This research proposal introduces AMCTS-OL, a novel framework that integrates online Bayesian learning into Monte Carlo Tree Search to address dynamic workload scheduling in non-stationary environments. The method employs Thompson Sampling-based adaptive Upper Confidence Bounds and a workload shift detection module to enable rapid adaptation to changing conditions. We provide theoretical regret bounds under bounded workload variation and propose experimental validation on dynamic job shop scheduling and cloud resource allocation benchmarks, demonstrating 2-3x faster convergence compared to existing baselines.
Key findings
AMCTS-OL integrates online Bayesian learning directly into MCTS selection and expansion phases for continuous adaptation to changing workload characteristics.
Thompson Sampling-based adaptive UCB dynamically balances exploration-exploitation based on uncertainty in both action-values and environment parameters.
Lightweight shift detection mechanism monitors search statistics to identify non-stationarity without requiring external change-point detection or task boundary information.
Theoretical analysis establishes regret bounds for the algorithm under bounded variation in workload distributions.
Experimental protocol targets 2-3x convergence improvement over LiZero, PA-MCTS, and standard UCT while maintaining computational efficiency suitable for real-time decisions.

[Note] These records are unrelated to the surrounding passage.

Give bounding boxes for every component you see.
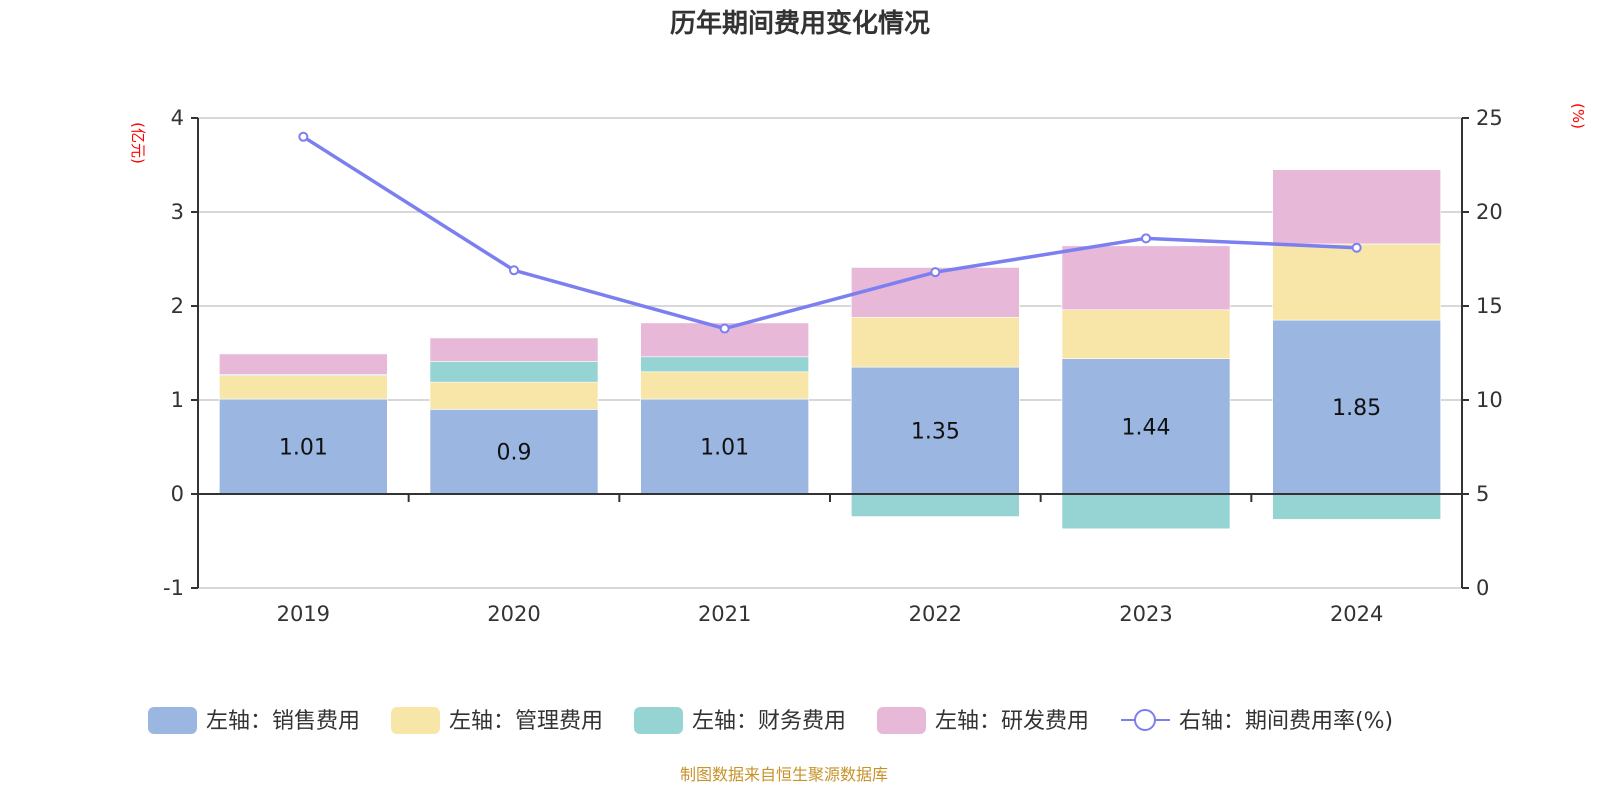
left-tick-label: 4 xyxy=(171,106,184,130)
bar-value-label: 1.85 xyxy=(1332,396,1381,421)
bar-segment xyxy=(1272,493,1441,520)
legend-label: 右轴：期间费用率(%) xyxy=(1179,709,1393,734)
axes: -1 0 1 2 3 4 0 5 10 15 20 25 2019 2020 2021 2022 2023 202… xyxy=(163,106,1503,626)
legend-marker-icon xyxy=(1134,709,1156,731)
rate-point xyxy=(509,265,519,276)
left-tick-label: 2 xyxy=(171,294,184,318)
rate-point xyxy=(719,323,730,334)
bar-segment xyxy=(1272,319,1441,495)
bar-segment xyxy=(429,337,599,362)
chart-title: 历年期间费用变化情况 xyxy=(670,8,930,39)
grid-lines xyxy=(198,117,1462,589)
left-tick-label: 3 xyxy=(171,200,184,224)
rate-point xyxy=(1351,242,1362,253)
right-tick-label: 0 xyxy=(1476,576,1489,600)
bar-segment xyxy=(1272,243,1441,321)
right-tick-label: 5 xyxy=(1476,482,1489,506)
legend-swatch xyxy=(391,707,440,734)
x-tick-label: 2021 xyxy=(698,602,751,626)
legend: 左轴：销售费用 左轴：管理费用 左轴：财务费用 左轴：研发费用 右轴：期间费用率(%) xyxy=(148,707,1393,734)
legend-label: 左轴：研发费用 xyxy=(935,709,1089,734)
bar-segment xyxy=(1061,245,1231,311)
source-note: 制图数据来自恒生聚源数据库 xyxy=(680,765,888,784)
x-tick-label: 2024 xyxy=(1330,602,1383,626)
x-tick-label: 2019 xyxy=(277,602,330,626)
legend-swatch xyxy=(148,707,197,734)
right-tick-label: 25 xyxy=(1476,106,1503,130)
left-tick-label: 1 xyxy=(171,388,184,412)
bar-segment xyxy=(1061,493,1231,530)
right-tick-label: 20 xyxy=(1476,200,1503,224)
rate-line xyxy=(298,131,1362,334)
bar-value-label: 0.9 xyxy=(497,441,532,466)
bar-segment xyxy=(640,398,809,495)
rate-line-path xyxy=(302,135,1357,331)
right-tick-label: 10 xyxy=(1476,388,1503,412)
legend-label: 左轴：销售费用 xyxy=(206,709,360,734)
x-tick-label: 2022 xyxy=(909,602,962,626)
legend-label: 左轴：财务费用 xyxy=(692,709,846,734)
bar-segment xyxy=(640,356,809,373)
bar-segment xyxy=(219,398,388,495)
bar-value-label: 1.35 xyxy=(911,420,960,445)
right-axis-unit: (%) xyxy=(1569,103,1587,129)
bars xyxy=(219,169,1441,530)
legend-label: 左轴：管理费用 xyxy=(449,709,603,734)
bar-segment xyxy=(1272,169,1441,245)
bar-segment xyxy=(851,316,1020,368)
rate-point xyxy=(930,267,941,278)
rate-point xyxy=(1141,233,1151,244)
left-axis-unit: (亿元) xyxy=(129,122,147,164)
bar-value-label: 1.44 xyxy=(1122,415,1171,440)
x-tick-label: 2020 xyxy=(487,602,540,626)
data-labels: 1.01 0.9 1.01 1.35 1.44 1.85 xyxy=(279,396,1381,466)
x-tick-label: 2023 xyxy=(1119,602,1172,626)
bar-segment xyxy=(429,361,599,383)
legend-swatch xyxy=(634,707,683,734)
legend-swatch xyxy=(877,707,926,734)
bar-segment xyxy=(429,409,599,495)
left-tick-label: 0 xyxy=(171,482,184,506)
left-tick-label: -1 xyxy=(163,576,184,600)
bar-segment xyxy=(851,366,1020,495)
bar-segment xyxy=(1061,309,1231,359)
bar-value-label: 1.01 xyxy=(700,436,749,461)
bar-segment xyxy=(1061,358,1231,495)
rate-point xyxy=(298,131,309,142)
bar-segment xyxy=(219,353,388,375)
bar-value-label: 1.01 xyxy=(279,436,328,461)
bar-segment xyxy=(640,371,809,400)
right-tick-label: 15 xyxy=(1476,294,1503,318)
bar-segment xyxy=(429,381,599,410)
bar-segment xyxy=(219,375,388,400)
bar-segment xyxy=(851,493,1020,517)
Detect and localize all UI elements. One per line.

Limitations & open questions
Theoretical guarantees assume bounded variation in workload distributions, which may not hold in scenarios with abrupt, unbounded environmental changes.
Method relies on access to historical task distributions for knowledge transfer, which may be limited in cold-start or rapidly evolving deployment scenarios.
Experimental validation focuses specifically on job shop scheduling and cloud resource allocation domains, limiting generalization claims to other scheduling contexts.